Improve pathways checkpoint load times#1345
Conversation
* Utilize a shared memory between the Jax client and pathways proxy for data heavy transfers e.g. device_puts. * Increase threads of ThreadPoolExecutor from 32 (python default) to 192. * Remove memory limit from pathways head main container. Callers should utilize a concurrent_restore_gb as large as possible until OOM. Otherwise GCS read and device_put won't happen in parallel. The default of 32GB is too low to achieve optimal performance with Pathways.
| # This image version extends GRPC timeout for long context models, based on jax-0.5.3-patch060625 | ||
| # This image extends GRPC timeout for long context models. | ||
| _PATHWAYS_IMAGE_TAG = "disable_settings_20250701" | ||
| _PATHWAYS_IMAGE_TAG = "shm_proxy" |
There was a problem hiding this comment.
Could you double check with Shauray that this binary includes the path of extending GRPC timeout? Or it doesn't need it anymore?
| # The flag below is needed for better H2D performance. | ||
| # Rule of thumb: 3x the shard size.
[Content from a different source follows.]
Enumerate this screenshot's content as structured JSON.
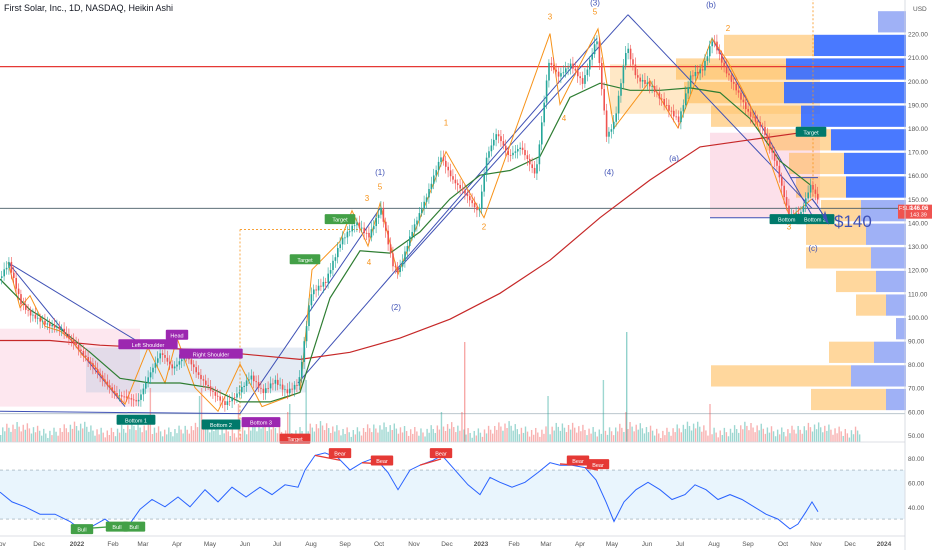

So 128GB to be safe. | ||
| # Decrease if you start running out of host memory on TPU VMs. | ||
| "--tpu_premapped_buffer_size=137438953472", |
There was a problem hiding this comment.
Let's use 1/4 of the machine type's host memory and round up to the oder of 2:
https://github.com/apple/axlearn/blob/main/axlearn/cloud/gcp/system_characteristics.py#L494-L499
| self._loop_thread.start() | ||
| self._single_thread_pool = ThreadPoolExecutor(1) | ||
| self._single_thread_pool = ThreadPoolExecutor(max_workers=1) | ||
| self._multi_thread_pool = ThreadPoolExecutor(max_workers=192) |
There was a problem hiding this comment.
Can we make this a config flag? It depends on how many cpu we allocate to the head pod: https://github.com/apple/axlearn/blob/main/axlearn/cloud/gcp/pathways_utils.py#L317
| mem_req = f"{self.config.pathways_head_mem}Gi" | ||
| resources = { | ||
| "requests": {"cpu": cpu_req, "memory": mem_req}, | ||
| "limits": {"cpu": cpu_req, "memory": mem_req}, |
There was a problem hiding this comment.
For my education, what's the effect of having "request" and not "limit"?
|
This pull request has been automatically marked as stale because it has been inactive for 60 days. It will be closed in 7 days if no further activity occurs. If you would like to continue working on this, please remove the |
|
This pull request was closed because it has been inactive for more than 7 days since being marked as stale. Please feel free to reopen it if you would like to continue. |
Callers of deserialize should utilize a concurrent_restore_gb as large as possible until OOM. Otherwise GCS read and device_put won't happen in parallel. The default of 32GB is too low to achieve optimal performance with Pathways.